AAN DE HOGE RAAD DER NEDERLANDEN
Naar aanleiding van uw brief van 12 februari 2015 heb ik de eer het volgende op te merken.
Als middel van cassatie draag ik voor:
Schending van het Nederlands recht, met name van de artikelen 15ae, tweede lid en 15ag, van de Wet op de vennootschapsbelasting 1969 (hierna: Wet Vpb 1969), in samenhang met de artikelen 15, zesde lid en 15ah, Wet Vpb 1969 doordat het Hof heeft beslist belanghebbende als voormalige moeder van de fiscale eenheid haar voorvoegingsverliezen mag verrekenen met van de ontbonden dochter overgenomen stille reserve (gebruik herinvesteringsreserve), zulks ten onrechte dan wel op gronden die de beslissing niet kunnen dragen.
Feitelijk kader
1.
Op 10 augustus 2006 koopt belanghebbende alle aandelen van [D] B.V. (hierna: [D]).
2.
Ten tijde van de aankoop van de aandelen zit er in [D] een herinvesteringsreserve van € 1.882.330.
3.
Vanaf 1 september 2006 vormt belanghebbende met [D] een fiscale eenheid.
4.
Belanghebbende beschikte ten tijde van het aangaan van de fiscale eenheid over voorvoegingsverliezen.
5.
Belanghebbende heeft als moeder van de fiscale eenheid op 6 maart 2008 een pand gekocht en op de kostprijs de herinvesteringsreserve ad € 1.882.330 van [D] afgeboekt. Op deze manier is binnen de fiscale eenheid een stille reserve verschoven van [D] naar belanghebbende.
6.
Op 14 oktober 2008 is besloten om [D] te ontbinden, wat op 23 december 2008 is gebeurd. Daarmee kwam een einde aan de fiscale eenheid tussen belanghebbende en [D].
7.
In geschil is of belanghebbende haar voorvoegingsverliezen mag verrekenen met de aan het op 6 maart 2008 gekochte pand toerekenbare winsten.
Toelichting op het middel
De rechtbank concludeert in onderdeel 15, eerste alinea dat letterlijke lezing van artikel 15ae Wet Vpb 1969 ertoe leidt dat dit artikel niet van toepassing is op de onderhavige situatie. In onderdeel 17 concludeert de rechtbank hetzelfde ten aanzien van artikel 15ag van de Wet Vpb 1969.
Een letterlijke lezing van de betreffende wetsartikelen kan leiden tot deze conclusie, doch het is ook mogelijk om de tekst anders te duiden. Zie in dit kader hetgeen de inspecteur in zijn verweerschrift (par. 7.3.1.1 e.v.) heeft aangevoerd. Daaruit volgt dat de tekst minder eenduidig is dan de rechtbank oordeelt. In zoverre had de rechtbank meer belang moeten hechten aan de context en de bedoeling van de bepalingen, zoals die naar voren komt in de wetsgeschiedenis.

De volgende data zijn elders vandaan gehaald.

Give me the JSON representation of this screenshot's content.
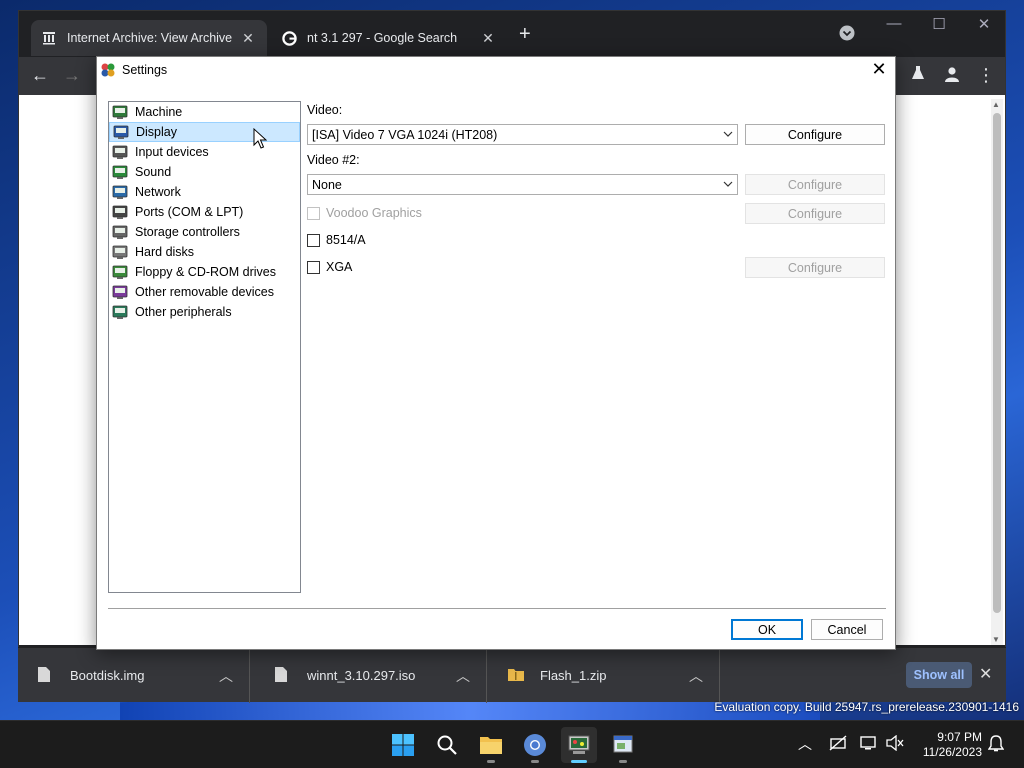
{
  "browser": {
    "tabs": [
      {
        "title": "Internet Archive: View Archive",
        "icon": "archive-icon",
        "active": true
      },
      {
        "title": "nt 3.1 297 - Google Search",
        "icon": "google-icon",
        "active": false
      }
    ],
    "new_tab": "+"
  },
  "dialog": {
    "title": "Settings",
    "tree": [
      {
        "label": "Machine",
        "icon": "machine-icon",
        "color": "#2f7a3a"
      },
      {
        "label": "Display",
        "icon": "display-icon",
        "color": "#2a5aa8"
      },
      {
        "label": "Input devices",
        "icon": "input-devices-icon",
        "color": "#555555"
      },
      {
        "label": "Sound",
        "icon": "sound-icon",
        "color": "#2a8a3a"
      },
      {
        "label": "Network",
        "icon": "network-icon",
        "color": "#2a6aa8"
      },
      {
        "label": "Ports (COM & LPT)",
        "icon": "ports-icon",
        "color": "#444444"
      },
      {
        "label": "Storage controllers",
        "icon": "storage-controllers-icon",
        "color": "#666666"
      },
      {
        "label": "Hard disks",
        "icon": "hard-disks-icon",
        "color": "#777777"
      },
      {
        "label": "Floppy & CD-ROM drives",
        "icon": "floppy-cdrom-icon",
        "color": "#3a8a3a"
      },
      {
        "label": "Other removable devices",
        "icon": "removable-devices-icon",
        "color": "#7a3a9a"
      },
      {
        "label": "Other peripherals",
        "icon": "peripherals-icon",
        "color": "#2a7a5a"
      }
    ],
    "selected": "Display",
    "video_label": "Video:",
    "video_value": "[ISA] Video 7 VGA 1024i (HT208)",
    "video2_label": "Video #2:",
    "video2_value": "None",
    "configure_label": "Configure",
    "voodoo_label": "Voodoo Graphics",
    "ibm8514_label": "8514/A",
    "xga_label": "XGA",
    "ok_label": "OK",
    "cancel_label": "Cancel"
  },
  "downloads": {
    "items": [
      {
        "name": "Bootdisk.img",
        "icon": "file-icon"
      },
      {
        "name": "winnt_3.10.297.iso",
        "icon": "file-icon"
      },
      {
        "name": "Flash_1.zip",
        "icon": "zip-folder-icon"
      }
    ],
    "show_all": "Show all"
  },
  "desktop": {
    "eval_text": "Evaluation copy. Build 25947.rs_prerelease.230901-1416"
  },
  "taskbar": {
    "time": "9:07 PM",
    "date": "11/26/2023"
  }
}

Daarbij dient bedacht te worden dat van de fiscale eenheidsregeling een begunstigende werking uitgaat en in zoverre de ratio ook op die grond dient te prevaleren boven de grammaticale interpretatie van de rechtbank.
Onbegrijpelijk acht ik derhalve het oordeel van de rechtbank dat geen beroep kan worden gedaan op doel en strekking van de regeling omdat de wetgever bewust zou hebben afgezien van een regeling voor de onderhavige situatie. Dit bewuste afzien van een dergelijke bepaling leidt de rechtbank af uit het niet volledig codificeren van de 14e standaardvoorwaarde en de definiëring van het begrip ‘ontvoegingstijdstip’ in artikel 15aa, eerste lid, onderdeel c, Wet Vpb 1969.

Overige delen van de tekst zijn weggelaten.